Not a duplicate of Why is $\langle S\mid R\cup R'\rangle $ a presentation for $G/N(R')$, where $G$ is a group with presentation $\langle S\mid R\rangle?$ because I'm asking about specifically the part of the proof which the only answer there omits.
Best Answer
Every element of $N(a,b)$ can be written as a product of terms of the form $g^{-1}a^\epsilon g$ and $g^{-1} b^\epsilon g$ for elements $g \in G$.
To complete the proof, you just need to show that you can rewrite this product with all conjugates of $b^\epsilon$ coming before all conjugates of $a^\epsilon$.

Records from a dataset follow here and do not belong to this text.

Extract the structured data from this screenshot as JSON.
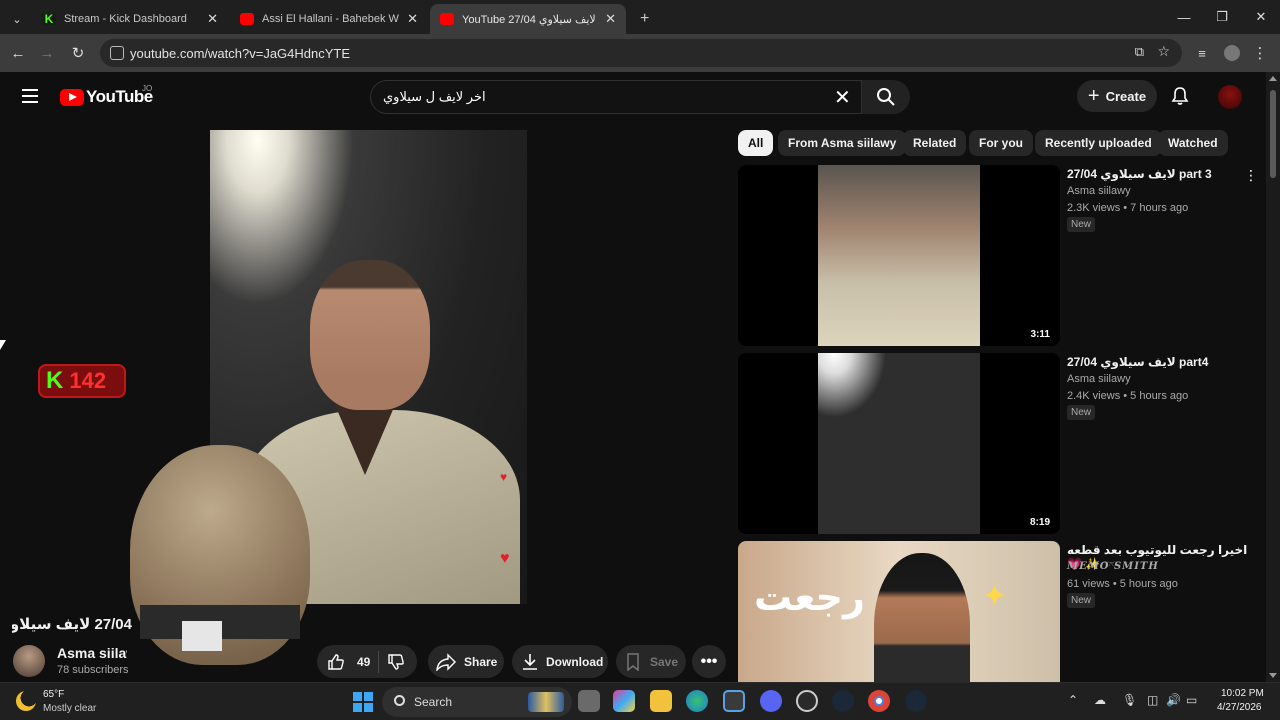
{
  "browser": {
    "tabs": [
      {
        "title": "Stream - Kick Dashboard",
        "favicon_color": "#53fc18"
      },
      {
        "title": "Assi El Hallani - Bahebek We Bg",
        "favicon_color": "#ff0000"
      },
      {
        "title": "YouTube 27/04 لايف سيلاوي",
        "favicon_color": "#ff0000"
      }
    ],
    "url": "youtube.com/watch?v=JaG4HdncYTE"
  },
  "header": {
    "logo_text": "YouTube",
    "country_code": "JO",
    "search_value": "اخر لايف ل سيلاوي",
    "create_label": "Create"
  },
  "overlay": {
    "kick_letter": "K",
    "viewer_count": "142"
  },
  "video": {
    "title": "27/04 لايف سيلاوي",
    "channel_name": "Asma siilawy",
    "subscribers": "78 subscribers",
    "like_count": "49",
    "share_label": "Share",
    "download_label": "Download",
    "save_label": "Save"
  },
  "chips": [
    "All",
    "From Asma siilawy",
    "Related",
    "For you",
    "Recently uploaded",
    "Watched"
  ],
  "recommendations": [
    {
      "title": "لايف سيلاوي 27/04 part 3",
      "channel": "Asma siilawy",
      "meta": "2.3K views • 7 hours ago",
      "badge": "New",
      "duration": "3:11"
    },
    {
      "title": "لايف سيلاوي 27/04 part4",
      "channel": "Asma siilawy",
      "meta": "2.4K views • 5 hours ago",
      "badge": "New",
      "duration": "8:19"
    },
    {
      "title": "اخيرا رجعت لليوتيوب بعد قطعه 🕶️ ✨ 💗",
      "channel": "MEMO SMITH",
      "meta": "61 views • 5 hours ago",
      "badge": "New",
      "thumb_text": "رجعت"
    }
  ],
  "taskbar": {
    "weather_temp": "65°F",
    "weather_desc": "Mostly clear",
    "search_label": "Search",
    "time": "10:02 PM",
    "date": "4/27/2026"
  },
  "colors": {
    "brand_red": "#ff0000",
    "kick_green": "#53fc18",
    "background": "#0f0f0f"
  }
}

To do that just note that, for $g,h \in G$, $$(g^{-1}a^\epsilon g)(h^{-1} b^{\epsilon'}h) = (h^{-1} b^{\epsilon'}h) (w^{-1} a^\epsilon w),$$ where $w = gh^{-1} b^{\epsilon'}h$.
Alternatively, this follows from $N(a,b) =N(a)N(b)$. Clearly $N(a)N(b) \le N(a,b)$, and since $N(a)N(b)$ is a normal subgroup of $G$ containing $a$ and $b$, it must contain $N(a,b)$.